Übrigens, falls noch Besserwisser außer mir selbst zugegen sein sollten: Ja, der stammt ursprünglich natürlich aus Hamlet und nicht von Goethe.


Restebloggen kurz nach dem Wochenende (46)

5. Juli 2010
  1. Falls sich jemand Sorgen gemacht hat: Wir sind gut angekommen. Ein bisschen Sonnenbrand trotz bedeckten Himmels (über den wir uns sehr gefreut haben) und Sonnenschirm, aber sonst geht’s uns gut.
  2. Fragmentjunie macht zurzeit eher unregelmäßig was, aber was er macht, ist lesenswert. Wenn ihr wissen wollt, wie man die Gloriole eines Diktators noch nennen kann, seht doch mal bei ihm nach.
  3. Da hat der Wortvogel so eloquent dagegen geschrieben, aber es hat nichts genützt, die Bayern haben sich die Freiheit genommen, nicht mehr rauchen zu dürfen. Ach je. Naja, wenn ich mich über jede dummerhafte Vorschrift in diesem Land aufregen wollte, hätte ich viel zu tun und wenig Freude am Leben.
  4. Nur falls ihr aopkalypsemäßig nicht sowieso schon auf dem Laufenden seid: Bei RaptureReady findet ihr stets aktuelle Informationen über den Stand des Endes der Welt, und der Rapture Index sagt euch auf einen Blick, wie’s gerade aussieht. Stand 05. Mai: 170 (Fasten your seat belts).
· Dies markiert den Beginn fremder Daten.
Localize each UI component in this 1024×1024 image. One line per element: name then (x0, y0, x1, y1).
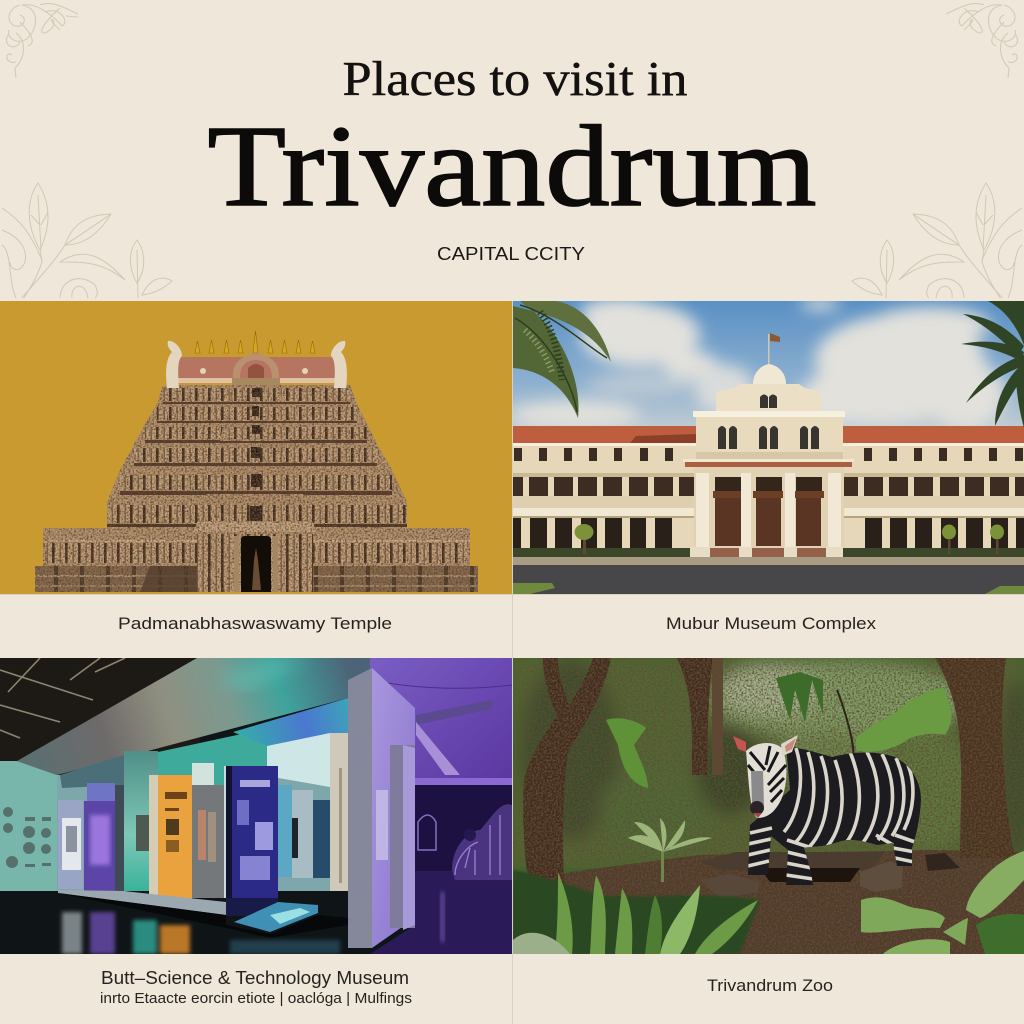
back gallery (57, 698, 348, 898)
museum upper windows (514, 448, 1023, 461)
temple doorway (234, 536, 278, 592)
ground (513, 850, 1024, 954)
road and lawn (513, 524, 1024, 594)
palm right (961, 301, 1024, 428)
museum lower arcade (513, 518, 1024, 548)
caption: Science and Technology Museum: Butt–Science & Technology Museum (101, 968, 409, 988)
temple central tower (194, 383, 316, 592)
panel: Trivandrum Zoo image (513, 658, 1024, 954)
caption: Padmanabhaswaswamy Temple: Padmanabhaswaswamy Temple (118, 614, 392, 633)
zebra (733, 735, 925, 888)
subtitle: CAPITAL CCITY (437, 243, 585, 264)
museum wings (513, 426, 1024, 550)
panel dividers (0, 301, 1024, 1024)
caption: Science and Technology Museum (100, 968, 412, 1007)
floor reflections (62, 912, 340, 954)
ornament: top-left corner scroll (6, 3, 78, 78)
clouds (510, 298, 1005, 430)
panel: Museum Complex image (510, 298, 1024, 594)
caption: Trivandrum Zoo: Trivandrum Zoo (707, 976, 833, 995)
teal side wall (0, 761, 57, 891)
ornament: left floral sprig (2, 183, 172, 298)
caption: Mubur Museum Complex: Mubur Museum Complex (666, 614, 877, 633)
platform and glass plinth (58, 890, 348, 938)
title line: Places to visit in: Places to visit in (342, 51, 688, 106)
temple finials (195, 331, 315, 353)
fern (628, 818, 712, 882)
upper leaves (606, 672, 951, 788)
temple roof (166, 341, 347, 388)
panel: Science and Technology Museum image (0, 658, 512, 954)
title: Trivandrum: Trivandrum (208, 103, 816, 231)
foliage backdrop (513, 658, 1024, 868)
temple tower and base (35, 385, 478, 592)
wall artifacts (3, 807, 51, 868)
purple hall (370, 658, 512, 954)
rocks (700, 852, 960, 899)
museum middle windows (513, 477, 1024, 496)
caption: Science and Technology Museum: inrto Etaacte eorcin etiote | oaclóga | Mulfings (100, 991, 412, 1007)
palm left (513, 301, 611, 418)
display panels (58, 751, 278, 916)
museum central block (683, 364, 854, 561)
zebra stripes (748, 748, 915, 879)
trees (523, 658, 1018, 898)
ornament: right floral sprig (852, 183, 1022, 298)
ceiling (0, 658, 370, 775)
flag (768, 333, 780, 364)
front foliage (513, 851, 1024, 954)
ornament: top-right corner scroll (946, 3, 1018, 78)
panel: Padmanabhaswamy Temple image (0, 301, 512, 594)
pillar (348, 668, 415, 948)
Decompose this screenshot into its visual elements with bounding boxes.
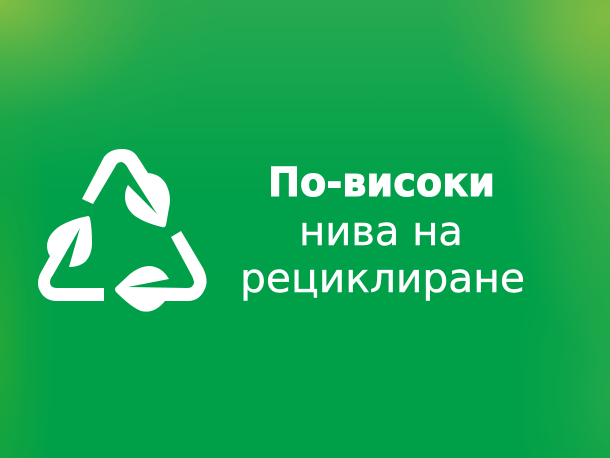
left arrow with leaf: [38, 216, 104, 301]
text: second line: нива на: [299, 209, 463, 255]
right arrow with leaf: [115, 231, 207, 312]
top arrow with leaf: [82, 149, 170, 227]
icon: recycling triangle with leaves: [38, 149, 207, 312]
text: third line: рециклиране: [240, 256, 525, 302]
heading: bold line: По-високи: [268, 160, 495, 206]
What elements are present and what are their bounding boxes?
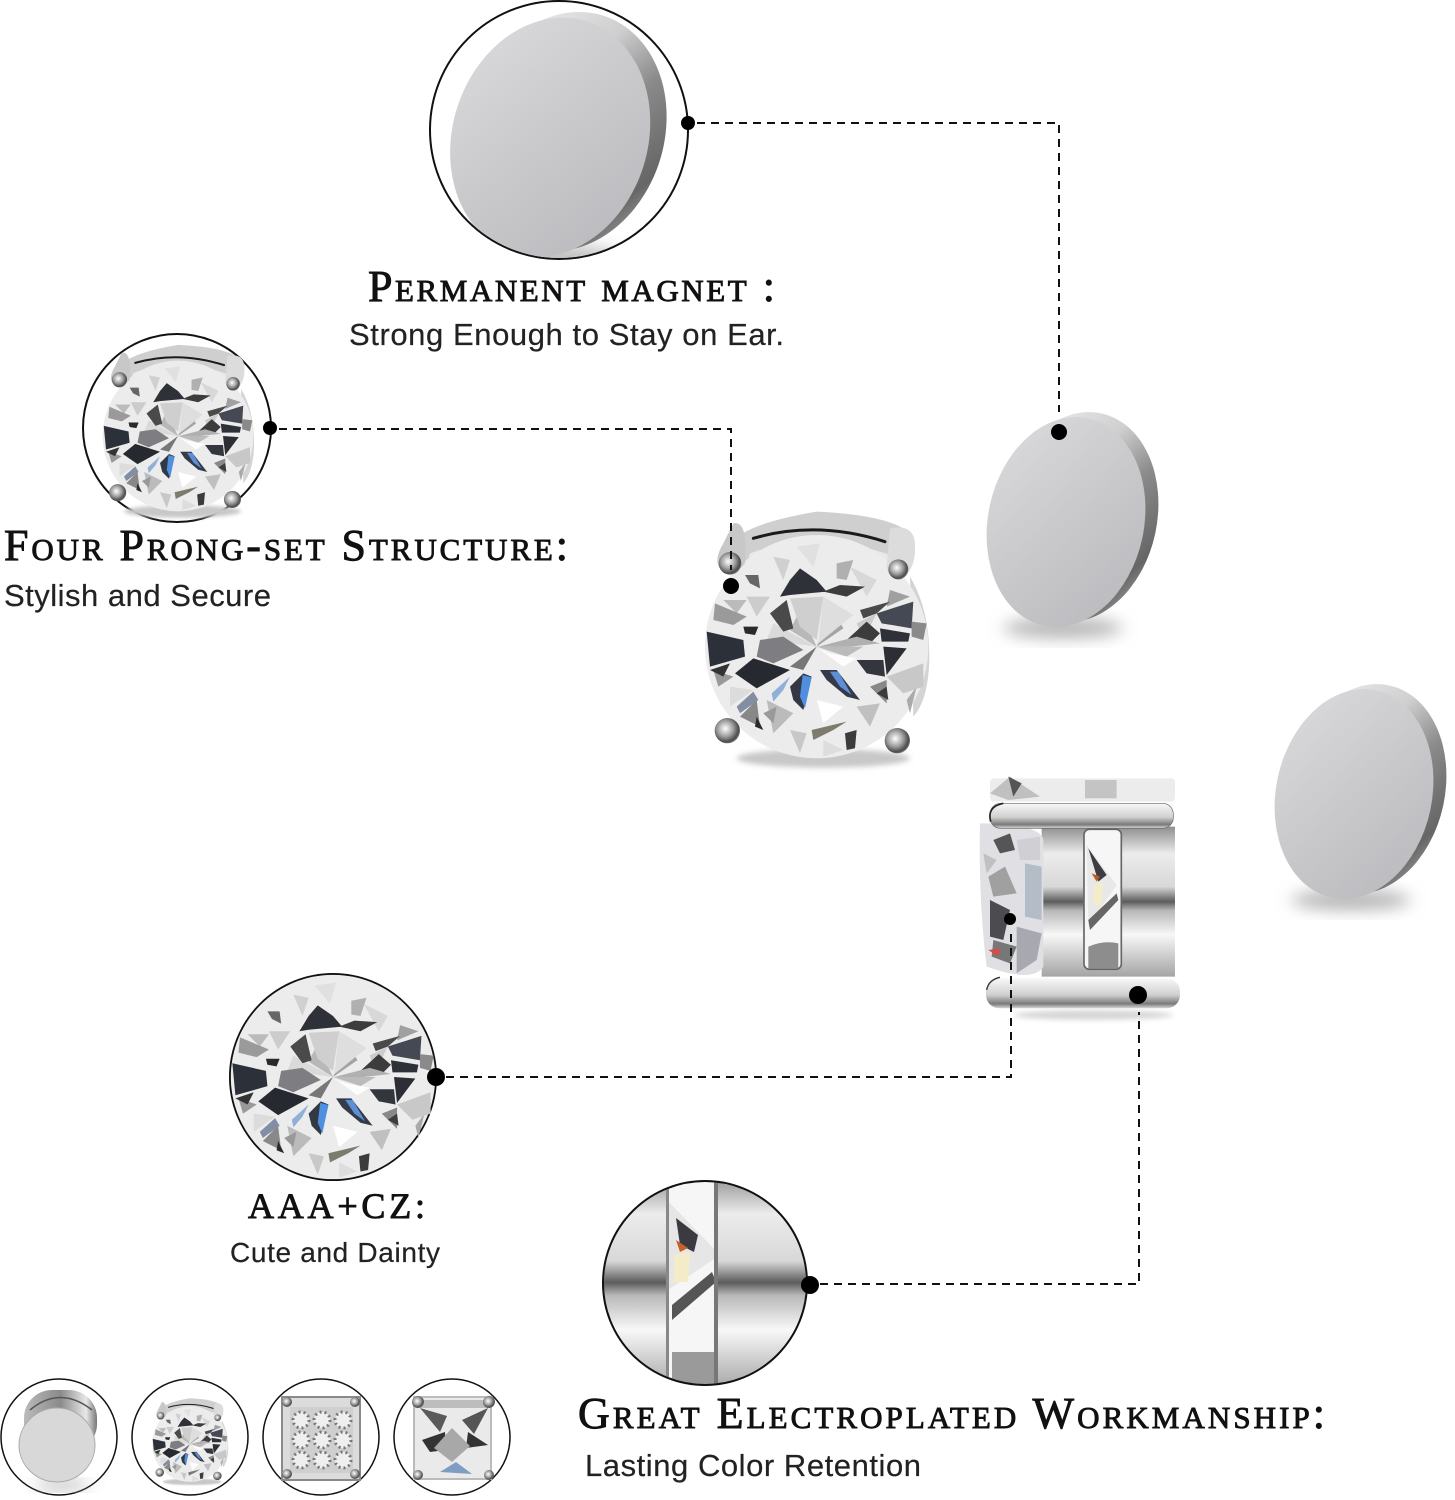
description: lasting color retention: Lasting Color Retention	[585, 1448, 921, 1483]
thumbnail: pave square stud	[263, 1379, 379, 1495]
leader: plating	[801, 986, 1147, 1294]
thumbnail: magnet	[1, 1379, 117, 1495]
leader: zirconia	[427, 913, 1016, 1086]
description: stylish and secure: Stylish and Secure	[4, 578, 271, 613]
callout: electroplated workmanship	[578, 1175, 1325, 1483]
product: side view stud	[980, 777, 1180, 1020]
cubic zirconia close-up circle	[230, 974, 436, 1180]
title: permanent magnet: Permanent magnet :	[368, 262, 775, 311]
thumbnail: round stud	[132, 1379, 248, 1495]
product: front view stud	[705, 512, 929, 768]
title: great electroplated workmanship: Great Electroplated Workmanship:	[578, 1389, 1325, 1438]
product: magnet back, lower	[1256, 669, 1455, 914]
callout: four prong-set structure	[4, 334, 568, 613]
product: magnet back, upper	[968, 397, 1177, 642]
leader: prong	[263, 421, 739, 594]
title: four prong-set structure: Four Prong-set Structure:	[4, 521, 568, 570]
leader: magnet	[681, 116, 1067, 440]
prong close-up circle	[83, 334, 271, 522]
callout: AAA+CZ	[230, 974, 440, 1268]
plating close-up circle	[600, 1175, 808, 1390]
title: AAA+CZ: AAA+CZ:	[248, 1186, 425, 1226]
description: strong enough: Strong Enough to Stay on Ear.	[349, 317, 784, 352]
style options row	[1, 1379, 510, 1495]
magnet close-up circle	[426, 0, 690, 274]
callout: permanent magnet	[349, 0, 784, 352]
description: cute and dainty: Cute and Dainty	[230, 1237, 440, 1268]
thumbnail: princess cut stud	[394, 1379, 510, 1495]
  5. Stefan Niggemeier schreibt beim Fernsehblog über die begeisterten Berichte zu einer neuen Jugendschutzsoftware namens Neoguard, die offenbar den Seelenfrieden unserer Kinder wie auch unseren eigenen für wenig Geld und unknackbar für alle Zeiten garantieren soll. Die Idee finde ich schon grundsätzlich unsympathisch, aber noch viel ärgerlicher ist es doch, wenn Leute, die sich für Journalisten ausgeben, dermaßen unkritisch damit umgehen:
    Günther Jauch moderiert es an als eine „bemerkenswerte Entwicklung zum Schutz von Kindern und Jugendlichen und zum Aufatmen der besorgten Eltern“. Der Filmemacher Peter Schran hat den Programmierer Stefan Stein über längere Zeit begleitet und schwärmt von dessen „Vision“: „die fortschreitende Macht digitaler Monster in den Kinderzimmern bändigen“.